Pumpkins and squash are eaten by many people throughout the Americas. One customer asked for a pumpkin like they grow on her island. La Estrella, our newest squash, seems to be the one she wanted. She and her sister told us to "keep growing this one because you got it right." They eat it as a vegetable or make soup. Developed by Dr. Don Maynard at the University of Florida, it can be called Calabash, Auyama, Winter Calabasa, Ayote, Calabaza, Zapallo or Latino Pumpkin. Its green and tan marbled skin holds a very dense orange squash. When choosing La Estrella it is easy to find one that feels heavy for its size. Our squash and many other products can be found at:
Beaver Farmers' Market
Saturdays, 10 am - 1 pm
December 5, 12, 19, 2009
Courthouse parking lot @ 4th & Market Streets
Fresh evergreen wreaths, apples, baked goods, beets, broccoli, cabbage, carrots, cider, kale, leeks, lettuce, mustard, onions, potatoes, spinach, swiss chard, winter squash, turnips.

Wednesday, November 18, 2009

Fall on the farm

The lawn was carpeted with golden leaves. Everything both outdoors and indoors glowed in the early morning sunlight. We had time to enjoy the gorgeous fall colors after a freeze on Monday morning, October 19, ended the growing season for tomatoes (below) and other sensitive crops.

Only one field remains green and growing after a frost. The cole crops, i.e. cabbage, cauliflower and broccoli, are still being harvested and offered at market.

The greenhouse is filled with winter squash. They need fairly high temperatures for a short time to cure. The furnace keeps them from freezing. Even on a rainy day we can wash and pack them for market. In the greenhouse photo below, neck pumpkins are in the foreground; Long Island cheese, Red Warty Thing, Jarrahdale, and LaEstrella in the middle; next are deep orange pie pumpkins; barely visible in the back are blue and green hubbards and some hard-shell gourds.

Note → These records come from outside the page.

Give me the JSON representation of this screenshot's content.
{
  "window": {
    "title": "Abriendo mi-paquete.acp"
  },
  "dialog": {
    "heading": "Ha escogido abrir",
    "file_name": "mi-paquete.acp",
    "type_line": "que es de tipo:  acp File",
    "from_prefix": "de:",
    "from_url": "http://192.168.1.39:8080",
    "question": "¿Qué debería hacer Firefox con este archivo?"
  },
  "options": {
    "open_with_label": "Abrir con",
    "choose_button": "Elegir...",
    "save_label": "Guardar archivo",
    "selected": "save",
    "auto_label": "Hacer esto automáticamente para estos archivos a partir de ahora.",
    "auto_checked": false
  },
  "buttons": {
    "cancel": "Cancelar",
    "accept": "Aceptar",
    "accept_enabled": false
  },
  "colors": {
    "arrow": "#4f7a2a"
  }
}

Our winter squash display at Ambridge Farmers' Market above, left to right: buttercup, butternut, acorn, festival, blue kuri, red kuri, vegetable spaghetti, and hi-beta gold. On and under the picnic benches below are larger squash types. All of these are both decorative and edible. Use them to brighten the kitchen counter or your dining table until Thanksgiving. Then bake them following the recipes on this blog.

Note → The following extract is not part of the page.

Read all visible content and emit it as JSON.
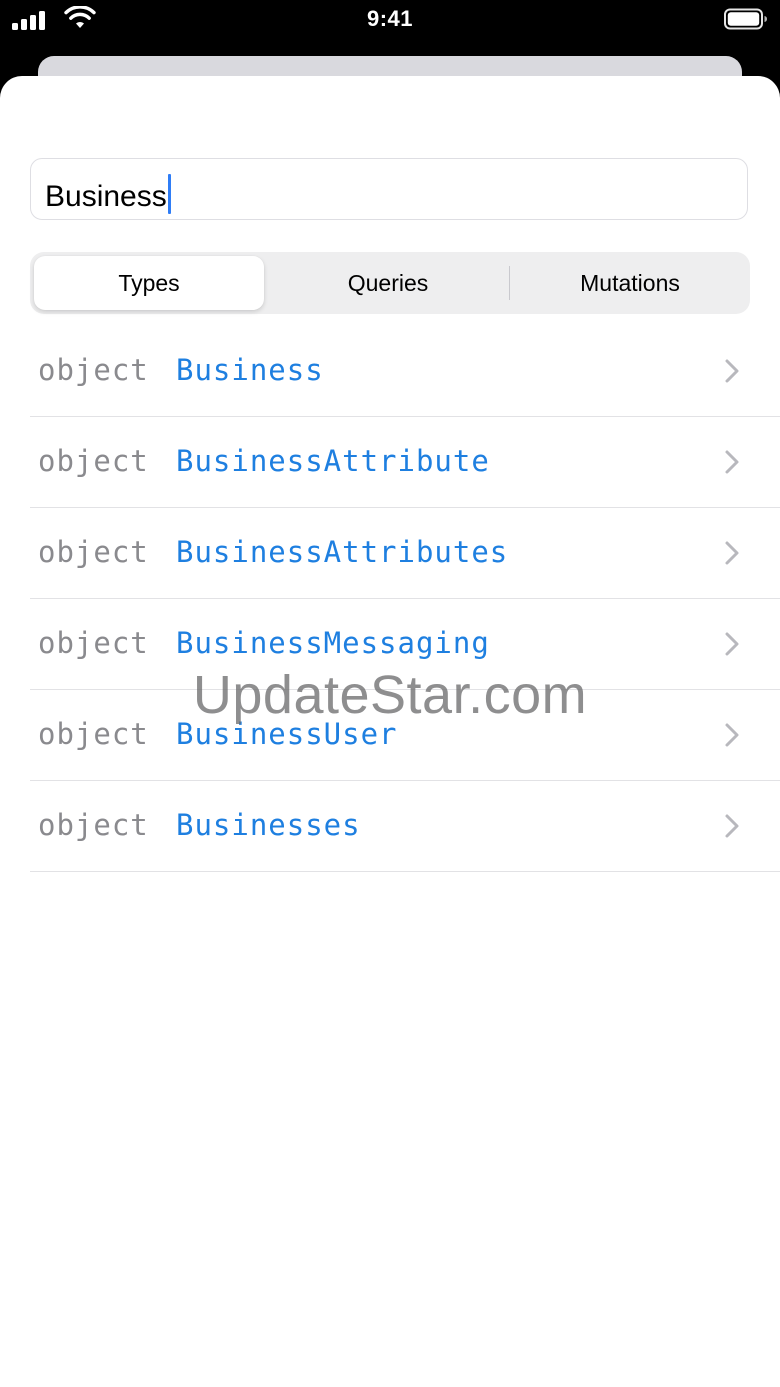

Wish I had counted Jack-O-Lantern pumpkins from the start of harvest. From mid-September, shiny bright orange orbs filled many grassy areas. By mid-October, we had about 200 left. They were nearly all gone by Halloween. We carved 14 that could not be sold. Some had scars from deer nibbling them. Some were top heavy, so we cut off the stems, turned them upside-down and carved them. Despite these flaws, they looked pretty good. See the scar on the left cheek of this one?